James Conner’s Fumble Hurt, But Not as Badly as Other Steelers Turnovers 21-21 Tie with Browns

If there’s one positive to take away from the Steelers very disappointing 21-21 Week 1 tie with the Browns at Cleveland’s FirstEnergy Stadium on Sunday, it’s that James Conner isn’t receiving the lion’s share of the blame.

Perhaps, if he were another running back, such as the one he started in-place of–superstar Le’Veon Bell, who continues to sit out rather than sign the $14.5 million franchise tag–Conner would be more susceptible to criticism.

James Conner, Steelers vs Browns, James Conner Fumble

James Conner fumbles late in the 4th quarter of the Steelers-Browns tie. Photo Credit: Photo credit: Sporting News Canada

After all, when a team is up by two touchdowns and in possession of the football midway through the fourth quarter, the offense is supposed to grind the clock out and go home with a win. And when you can point to a fumble by a running back that jump-started the comeback, why wouldn’t that running back be the goat?

While it is true that James Conner’s fumble, which tarnished an otherwise awesome day in-which he tallied 192 total yards from scrimmage and two touchdowns, was the life-preserver that prevented the Browns from drowning in a game-long downpour, you can also point to some very egregious turnovers earlier in the game that, had the offense executed like the juggernaut it’s supposed to be, could have made Conner’s gaffe meaningless.

For example, how about quarterback Ben Roethlisberger, the 15-year veteran, the future Hall of Famer, the two-time Super Bowl-champion, throwing into triple-coverage and getting intercepted by rookie cornerback Denzel Ward late in the first quarter of what was then a scoreless game?

Following a 27-yard connection to receiver JuJu Smith-Schuster one play earlier, Pittsburgh had a first and 10 from the Browns’ 18-yard line and looked poised to get on the board first.

Unfortunately, Ben Roethlisberger, who has always been known as a gunslinger, wanted to make Antonio Brown his very next connection, hence the ill-advised throw into triple-coverage.

Moving on to late in the second quarter. The Steelers had a 7-0 lead and were on the positive side of the 50-yard line in-search of an even bigger lead before halftime.

Following an incomplete pass, Pittsburgh faced a second and 10 from the Cleveland 37-yard line. During his usual pre-snap maneuverings, Roethlisberger motioned for Smith-Schuster and tight end Jesse James to switch positions. Roethlisberger quickly found a wide-open James with a short pass that went right through his hands and into Ward’s for his second interception of the half.

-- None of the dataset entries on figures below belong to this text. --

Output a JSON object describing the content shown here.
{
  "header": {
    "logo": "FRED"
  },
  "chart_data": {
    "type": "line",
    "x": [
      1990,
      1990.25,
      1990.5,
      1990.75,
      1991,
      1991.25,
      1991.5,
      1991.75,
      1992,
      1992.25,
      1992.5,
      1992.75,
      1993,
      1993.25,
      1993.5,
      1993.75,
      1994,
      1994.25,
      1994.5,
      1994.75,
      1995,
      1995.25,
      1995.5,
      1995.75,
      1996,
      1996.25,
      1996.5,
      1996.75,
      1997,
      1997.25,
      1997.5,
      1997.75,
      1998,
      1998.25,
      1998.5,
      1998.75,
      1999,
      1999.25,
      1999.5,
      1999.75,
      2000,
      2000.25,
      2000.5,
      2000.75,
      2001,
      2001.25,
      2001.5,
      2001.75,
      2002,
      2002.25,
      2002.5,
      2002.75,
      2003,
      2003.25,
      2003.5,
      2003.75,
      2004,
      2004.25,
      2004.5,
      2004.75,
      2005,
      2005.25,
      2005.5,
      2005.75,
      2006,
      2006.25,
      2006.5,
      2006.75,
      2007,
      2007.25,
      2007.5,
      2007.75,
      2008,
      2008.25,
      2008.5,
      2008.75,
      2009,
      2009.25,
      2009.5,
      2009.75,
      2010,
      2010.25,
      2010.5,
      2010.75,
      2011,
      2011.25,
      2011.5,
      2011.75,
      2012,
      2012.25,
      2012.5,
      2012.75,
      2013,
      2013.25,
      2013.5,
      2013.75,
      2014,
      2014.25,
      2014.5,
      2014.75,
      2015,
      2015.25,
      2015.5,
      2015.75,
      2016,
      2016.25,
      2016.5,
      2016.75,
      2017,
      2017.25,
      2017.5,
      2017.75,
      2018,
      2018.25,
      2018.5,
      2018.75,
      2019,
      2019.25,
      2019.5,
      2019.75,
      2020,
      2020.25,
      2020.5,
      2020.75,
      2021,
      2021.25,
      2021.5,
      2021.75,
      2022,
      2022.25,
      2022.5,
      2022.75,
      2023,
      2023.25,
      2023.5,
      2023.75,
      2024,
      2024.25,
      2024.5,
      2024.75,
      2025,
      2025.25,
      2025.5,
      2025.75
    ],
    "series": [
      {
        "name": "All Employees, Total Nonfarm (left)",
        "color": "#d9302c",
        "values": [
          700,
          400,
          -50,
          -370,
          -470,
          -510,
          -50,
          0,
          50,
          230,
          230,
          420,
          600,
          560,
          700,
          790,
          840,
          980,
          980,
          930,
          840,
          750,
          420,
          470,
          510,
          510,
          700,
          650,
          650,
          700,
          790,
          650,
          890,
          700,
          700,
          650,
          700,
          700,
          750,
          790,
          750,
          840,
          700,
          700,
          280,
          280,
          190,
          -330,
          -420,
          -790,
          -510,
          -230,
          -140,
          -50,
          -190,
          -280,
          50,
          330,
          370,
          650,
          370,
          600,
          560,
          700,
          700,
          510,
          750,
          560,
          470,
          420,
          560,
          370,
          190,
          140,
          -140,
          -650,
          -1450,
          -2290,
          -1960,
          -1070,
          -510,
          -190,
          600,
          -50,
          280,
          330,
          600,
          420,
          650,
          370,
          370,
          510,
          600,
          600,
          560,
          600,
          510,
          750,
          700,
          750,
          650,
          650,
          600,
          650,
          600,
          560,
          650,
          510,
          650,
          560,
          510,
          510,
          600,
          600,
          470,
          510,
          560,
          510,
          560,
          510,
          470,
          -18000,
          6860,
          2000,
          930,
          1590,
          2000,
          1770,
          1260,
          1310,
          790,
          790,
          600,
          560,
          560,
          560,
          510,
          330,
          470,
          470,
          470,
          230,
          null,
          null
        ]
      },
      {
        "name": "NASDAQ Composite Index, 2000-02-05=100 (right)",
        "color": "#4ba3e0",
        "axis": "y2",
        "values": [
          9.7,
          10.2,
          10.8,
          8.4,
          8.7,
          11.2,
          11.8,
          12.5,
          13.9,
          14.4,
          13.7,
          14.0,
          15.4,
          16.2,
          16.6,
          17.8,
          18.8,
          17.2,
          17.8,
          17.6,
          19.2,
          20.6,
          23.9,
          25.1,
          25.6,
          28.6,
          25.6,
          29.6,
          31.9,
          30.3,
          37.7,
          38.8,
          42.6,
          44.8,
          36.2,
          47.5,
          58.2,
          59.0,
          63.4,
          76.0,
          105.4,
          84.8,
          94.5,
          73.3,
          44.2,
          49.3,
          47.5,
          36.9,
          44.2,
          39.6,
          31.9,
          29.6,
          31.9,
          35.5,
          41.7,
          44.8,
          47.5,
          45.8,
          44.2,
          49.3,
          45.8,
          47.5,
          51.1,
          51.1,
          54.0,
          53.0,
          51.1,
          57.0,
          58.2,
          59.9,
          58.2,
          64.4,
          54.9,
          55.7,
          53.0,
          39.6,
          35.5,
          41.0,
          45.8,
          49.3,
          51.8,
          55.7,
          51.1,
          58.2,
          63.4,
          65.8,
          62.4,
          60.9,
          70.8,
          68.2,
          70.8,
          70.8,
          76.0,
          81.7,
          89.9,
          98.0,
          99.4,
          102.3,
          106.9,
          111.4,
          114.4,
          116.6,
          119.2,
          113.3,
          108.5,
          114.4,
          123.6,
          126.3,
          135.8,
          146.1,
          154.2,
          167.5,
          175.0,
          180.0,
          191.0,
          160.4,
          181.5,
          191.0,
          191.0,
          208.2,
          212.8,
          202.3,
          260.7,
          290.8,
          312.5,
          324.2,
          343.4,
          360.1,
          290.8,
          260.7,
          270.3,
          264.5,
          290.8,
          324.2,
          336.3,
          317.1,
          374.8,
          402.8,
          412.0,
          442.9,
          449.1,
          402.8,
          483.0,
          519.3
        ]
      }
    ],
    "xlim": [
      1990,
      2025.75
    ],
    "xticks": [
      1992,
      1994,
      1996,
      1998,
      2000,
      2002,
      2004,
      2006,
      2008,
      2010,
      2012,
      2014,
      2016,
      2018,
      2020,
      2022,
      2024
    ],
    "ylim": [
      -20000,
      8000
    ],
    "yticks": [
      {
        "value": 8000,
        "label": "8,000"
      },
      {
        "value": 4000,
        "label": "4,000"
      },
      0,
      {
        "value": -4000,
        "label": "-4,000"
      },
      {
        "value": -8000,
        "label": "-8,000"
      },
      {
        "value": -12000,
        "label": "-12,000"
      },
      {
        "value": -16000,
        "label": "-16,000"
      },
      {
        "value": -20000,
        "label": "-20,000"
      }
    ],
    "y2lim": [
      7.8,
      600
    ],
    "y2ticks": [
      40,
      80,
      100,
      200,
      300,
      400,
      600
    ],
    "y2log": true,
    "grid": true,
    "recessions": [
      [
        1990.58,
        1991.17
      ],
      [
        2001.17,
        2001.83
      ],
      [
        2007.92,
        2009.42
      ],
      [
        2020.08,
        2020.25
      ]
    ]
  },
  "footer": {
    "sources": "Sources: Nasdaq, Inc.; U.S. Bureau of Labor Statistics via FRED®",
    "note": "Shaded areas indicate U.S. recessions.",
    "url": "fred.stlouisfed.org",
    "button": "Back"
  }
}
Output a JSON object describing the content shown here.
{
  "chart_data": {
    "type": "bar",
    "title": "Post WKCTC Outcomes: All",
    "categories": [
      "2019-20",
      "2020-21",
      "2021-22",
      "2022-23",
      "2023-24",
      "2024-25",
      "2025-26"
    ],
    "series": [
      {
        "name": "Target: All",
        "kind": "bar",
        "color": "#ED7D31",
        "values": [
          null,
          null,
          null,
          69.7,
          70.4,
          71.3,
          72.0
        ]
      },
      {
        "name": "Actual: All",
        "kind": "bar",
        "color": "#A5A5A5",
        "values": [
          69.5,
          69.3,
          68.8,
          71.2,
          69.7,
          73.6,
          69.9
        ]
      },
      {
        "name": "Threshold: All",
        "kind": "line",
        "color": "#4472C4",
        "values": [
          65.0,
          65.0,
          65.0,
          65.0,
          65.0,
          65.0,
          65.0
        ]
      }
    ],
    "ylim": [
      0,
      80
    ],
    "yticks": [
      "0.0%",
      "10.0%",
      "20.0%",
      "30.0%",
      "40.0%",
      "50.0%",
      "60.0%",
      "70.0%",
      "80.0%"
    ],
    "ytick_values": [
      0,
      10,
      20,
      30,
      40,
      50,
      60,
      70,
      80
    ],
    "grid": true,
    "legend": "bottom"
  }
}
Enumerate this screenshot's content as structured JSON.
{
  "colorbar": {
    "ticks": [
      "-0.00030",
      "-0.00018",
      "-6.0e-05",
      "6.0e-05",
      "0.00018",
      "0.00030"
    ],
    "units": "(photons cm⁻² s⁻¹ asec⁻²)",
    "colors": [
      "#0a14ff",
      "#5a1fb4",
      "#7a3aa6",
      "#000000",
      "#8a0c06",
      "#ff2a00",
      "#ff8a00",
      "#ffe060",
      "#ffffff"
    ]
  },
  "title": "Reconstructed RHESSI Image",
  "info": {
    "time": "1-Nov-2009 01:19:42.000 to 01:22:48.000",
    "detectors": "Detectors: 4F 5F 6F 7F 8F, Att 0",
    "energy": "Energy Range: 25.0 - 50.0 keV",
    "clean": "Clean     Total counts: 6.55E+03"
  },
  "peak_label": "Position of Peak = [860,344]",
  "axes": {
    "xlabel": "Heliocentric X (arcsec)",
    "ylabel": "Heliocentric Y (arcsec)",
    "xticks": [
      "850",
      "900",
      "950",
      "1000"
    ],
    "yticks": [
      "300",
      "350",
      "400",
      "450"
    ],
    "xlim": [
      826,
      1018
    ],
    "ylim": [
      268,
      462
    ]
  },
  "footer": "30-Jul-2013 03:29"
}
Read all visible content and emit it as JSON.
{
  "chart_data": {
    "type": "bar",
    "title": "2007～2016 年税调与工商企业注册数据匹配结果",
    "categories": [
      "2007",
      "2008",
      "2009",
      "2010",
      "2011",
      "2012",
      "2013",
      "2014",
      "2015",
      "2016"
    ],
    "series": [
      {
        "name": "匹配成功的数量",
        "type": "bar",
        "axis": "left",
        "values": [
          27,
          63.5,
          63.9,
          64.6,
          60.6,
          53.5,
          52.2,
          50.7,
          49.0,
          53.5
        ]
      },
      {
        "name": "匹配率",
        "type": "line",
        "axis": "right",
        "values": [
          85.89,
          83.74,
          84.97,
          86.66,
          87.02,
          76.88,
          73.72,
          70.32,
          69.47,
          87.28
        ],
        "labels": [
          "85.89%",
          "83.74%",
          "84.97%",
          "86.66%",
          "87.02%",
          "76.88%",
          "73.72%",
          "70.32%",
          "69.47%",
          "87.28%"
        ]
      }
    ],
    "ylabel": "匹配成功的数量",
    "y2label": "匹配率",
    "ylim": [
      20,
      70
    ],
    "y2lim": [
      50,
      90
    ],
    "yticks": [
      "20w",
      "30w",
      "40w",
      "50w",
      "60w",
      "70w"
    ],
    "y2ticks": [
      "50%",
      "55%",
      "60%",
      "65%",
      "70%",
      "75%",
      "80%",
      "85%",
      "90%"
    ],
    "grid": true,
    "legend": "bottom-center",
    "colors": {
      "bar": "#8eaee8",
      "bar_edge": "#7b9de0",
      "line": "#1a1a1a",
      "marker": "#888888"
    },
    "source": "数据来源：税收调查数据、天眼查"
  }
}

  • Like Roethlisberger’s first interception, the Browns failed to capitalize with points, but they once again prevented Pittsburgh from scoring any.
  • That’s two interceptions that potentially wiped out anywhere from three to 14 points for the Steelers.

For the day, the Steelers committed six turnovers, with James Conner’s being the only one that led to points by Cleveland. Again, that makes him an easy target to blame.

But as some critics liked to remind us last December when the Steelers were denied a touchdown against the Patriots thanks to a replay reversal, there are many plays throughout the course of a game that help to shape the outcome.

James Conner had a hand in the Steelers losing a two-touchdown lead, but Ben Roethlisberger and Jesse James also made sure Pittsburgh’s fourth quarter advantage wasn’t much, much bigger.